In episode one of the new season (five), for example, Morty somehow nurses a bleeding, half-dead Rick back to Earth from yet another random interplanetary adventure. But when they crash-land, apparently safely, in the sea their problems are only just beginning, because they have inadvertently offended Rick’s hitherto unmentioned nemesis, a sea god called Mr Nimbus.

Despite his camp manner and ridiculous appearance (skinny body with tiger stripes; black quiff; tight red Speedos), Mr Nimbus has incredible powers including being able to control the police with his crotch.
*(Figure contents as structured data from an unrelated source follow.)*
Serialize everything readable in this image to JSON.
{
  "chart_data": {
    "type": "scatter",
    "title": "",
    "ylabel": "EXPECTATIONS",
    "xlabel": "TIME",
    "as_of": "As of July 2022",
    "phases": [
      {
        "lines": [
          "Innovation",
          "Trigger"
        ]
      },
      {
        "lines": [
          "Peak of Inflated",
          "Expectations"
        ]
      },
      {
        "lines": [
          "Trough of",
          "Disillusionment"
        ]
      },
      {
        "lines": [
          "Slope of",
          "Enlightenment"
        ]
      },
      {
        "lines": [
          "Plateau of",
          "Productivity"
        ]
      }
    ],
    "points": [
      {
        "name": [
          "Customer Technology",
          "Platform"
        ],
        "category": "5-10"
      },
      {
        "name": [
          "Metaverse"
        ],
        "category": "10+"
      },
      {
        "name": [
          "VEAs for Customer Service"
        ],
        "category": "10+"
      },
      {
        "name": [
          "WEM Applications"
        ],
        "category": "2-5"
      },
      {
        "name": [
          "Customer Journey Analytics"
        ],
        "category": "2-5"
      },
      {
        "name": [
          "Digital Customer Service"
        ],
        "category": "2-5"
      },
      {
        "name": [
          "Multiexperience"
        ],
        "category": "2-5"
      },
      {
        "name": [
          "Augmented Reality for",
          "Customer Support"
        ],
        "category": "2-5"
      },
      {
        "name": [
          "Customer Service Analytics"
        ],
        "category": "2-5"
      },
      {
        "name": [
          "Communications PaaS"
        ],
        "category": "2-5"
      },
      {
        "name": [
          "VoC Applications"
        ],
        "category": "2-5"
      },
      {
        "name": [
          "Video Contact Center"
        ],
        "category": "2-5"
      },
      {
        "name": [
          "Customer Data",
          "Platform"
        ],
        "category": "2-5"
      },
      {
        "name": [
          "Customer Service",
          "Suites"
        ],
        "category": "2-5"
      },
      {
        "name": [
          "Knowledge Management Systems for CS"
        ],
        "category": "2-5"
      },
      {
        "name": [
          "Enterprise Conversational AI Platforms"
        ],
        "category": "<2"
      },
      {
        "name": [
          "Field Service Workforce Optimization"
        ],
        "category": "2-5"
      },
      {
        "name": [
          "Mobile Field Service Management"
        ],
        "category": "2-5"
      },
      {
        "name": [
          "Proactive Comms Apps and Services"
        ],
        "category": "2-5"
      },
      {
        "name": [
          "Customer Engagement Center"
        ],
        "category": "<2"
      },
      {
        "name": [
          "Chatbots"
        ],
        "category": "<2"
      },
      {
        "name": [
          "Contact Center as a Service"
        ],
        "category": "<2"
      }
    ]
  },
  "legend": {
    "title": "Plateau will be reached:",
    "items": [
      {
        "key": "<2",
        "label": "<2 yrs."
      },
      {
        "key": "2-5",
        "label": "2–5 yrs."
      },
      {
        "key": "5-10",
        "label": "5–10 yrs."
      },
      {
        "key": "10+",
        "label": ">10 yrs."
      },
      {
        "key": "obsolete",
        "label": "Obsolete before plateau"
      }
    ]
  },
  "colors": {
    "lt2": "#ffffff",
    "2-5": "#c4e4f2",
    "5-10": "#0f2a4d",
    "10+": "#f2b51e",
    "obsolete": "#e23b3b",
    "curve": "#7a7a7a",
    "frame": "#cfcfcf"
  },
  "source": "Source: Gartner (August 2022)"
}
When he comes to the Smith household to wreak his vengeance, Rick seeks to satisfy him with an elaborate dinner, complete with the finest wine, which Rick ages by sending Morty through a portal to a Narnia-like world in a parallel universe where a kindly family of cartoon dog-faced humanoids keep his wine until he is ready to collect it decades later (even though in his own world mere minutes have elapsed).

Unfortunately, it all goes horribly wrong when one of the kindly dog-faced creatures helps Morty carry the wine through the portal only to discover, on his return to the Narnia world, that many years have elapsed and his wife has died waiting for him. So Morty becomes a legendary figure of hatred to the dog-faced creatures, who, for generations plot dire revenge should he ever return — which he does at intervals, resulting in the rise and fall of whole dynasties, and epic bloodshed and destruction.

I mention all this only to show how a tiny, almost throwaway plot detail (Narnia-type creatures help turn new wine into vintage wine suitable for a sea god nemesis) can mutate into a gloriously surreal digression that threatens to overwhelm the main narrative. You find this in the best Simpsons episodes too, but I’ve rarely seen it done with more outrageous verve than it is here.

Meanwhile, back at the Smith home Jerry and Beth have acquired an unwonted sexual adventurousness which they intend to satisfy by having a threesome with Mr Nimbus; but Morty’s date with his long-time crush Jessica is ruined after the dog-faced creatures drag her back to their portal and hold her in suspended animation for thousands of years causing her to acquire a mystical wisdom quite unsuited to teen love relationships. Trust me, it’s great.